Music for String Quartet received its debut public performance at Tanglewood’s Linde Center on November 6, 2021, by the same group of performers who will record the piece, but it was never truly lost. The manuscript, given by Bernstein to Stanley Benson of the New England String Quartet following a rehearsal reading, was neatly tucked away in the family music cabinet by Benson’s widow Clara.

Clara, who had performed the piece at home with her own quartet from time to time over the years, mentioned it in passing to her daughter Lisa Benson Pickett.

They told their friend, former Boston Symphony Orchestra Music Librarian John Perkel, about the manuscript. The librarian was shocked to learn that a string quartet, a compositional genre long believed to have been unexplored by Bernstein, existed at all in the influential musician’s catalog.

“I had a hard time believing what I was hearing,” says Perkel, who has steadfastly shepherded the piece from its re-discovery to the upcoming production. “In the world of music and art, there is so much which is forgotten, so much which is unknown, that to be able to shed even just a small beam of new light on a genius of Bernstein’s caliber is incredibly special.”
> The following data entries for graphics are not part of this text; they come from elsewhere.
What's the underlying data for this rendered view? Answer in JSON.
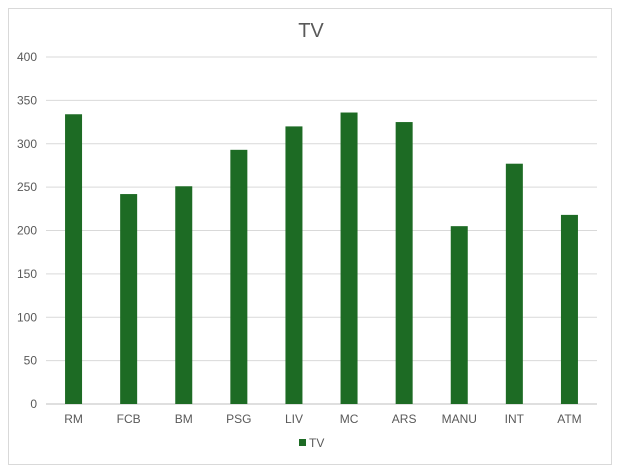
{
  "chart_data": {
    "type": "bar",
    "title": "TV",
    "categories": [
      "RM",
      "FCB",
      "BM",
      "PSG",
      "LIV",
      "MC",
      "ARS",
      "MANU",
      "INT",
      "ATM"
    ],
    "series": [
      {
        "name": "TV",
        "values": [
          334,
          242,
          251,
          293,
          320,
          336,
          325,
          205,
          277,
          218
        ]
      }
    ],
    "ylim": [
      0,
      400
    ],
    "yticks": [
      0,
      50,
      100,
      150,
      200,
      250,
      300,
      350,
      400
    ],
    "grid": true,
    "legend": "bottom",
    "colors": {
      "bar": "#1d6b24"
    }
  }
}
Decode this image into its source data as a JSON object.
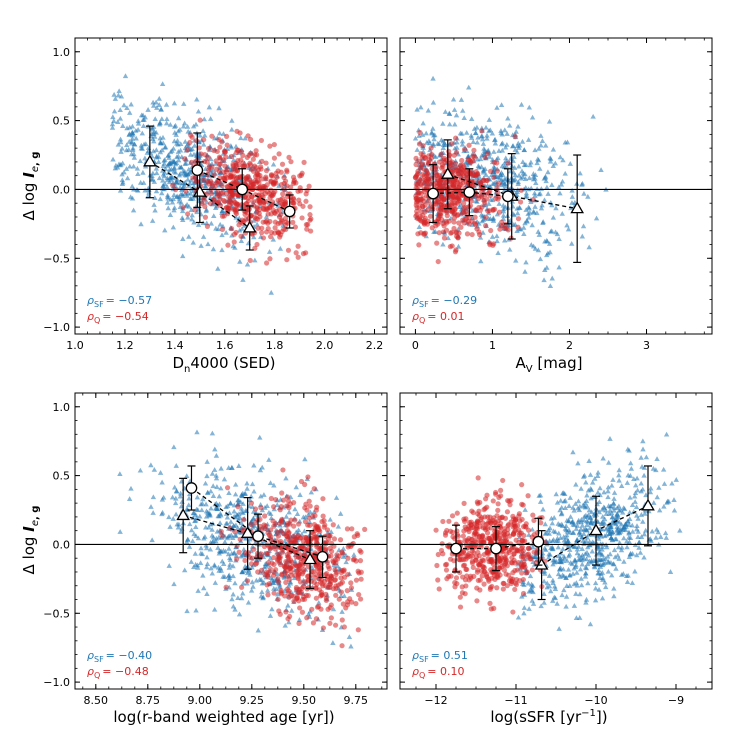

To Perkel’s delight, shortly after the piece’s public premiere a second movement of the string quartet was discovered at the Library of Congress in Washington DC.

“There was a ‘1’ at the top of the original manuscript,” says Perkel, “so I thought that there might be ‘2’ out there somewhere, and sure enough there was.”

“We are so pleased to record this piece which we’ve grown to love dearly,” says violinist Lin. “It has been exciting to peek into Bernstein’s creative process through the lens of this piece written during his formative years.”

The recording, set to take place in 2023, will also contain the seldom-recorded duo piece Elegies for Violin and Viola by composer Aaron Copland, a musical mentor, collaborator, and dear friend of Bernstein’s.

Details regarding the recording and release will be announced in the coming months. But stay tuned. We are hoping to make it available to members of Classical Archives just as soon as we possibly can.

And Listen to Marti Epstein’s Opera Rumpelstiltskin Today on Classical Archives

This is another Navona recording that we predict will be nothing less than a revelation for you on your listening day. It is the score that composer Marti Epstein wrote for the animated opera Rumpelstiltskin.

We recently wrote about Rumpelstiltskin on the Classical Archives Vlog. Be sure to check it out and meet Aliana de la Guardia, the mesmerizing singer who created the title role in the Navona recording.

Keep Your Eyes and Ears on Parma and Navona Records

Classical Archives is doing all it can to make these recordings part of our streaming library.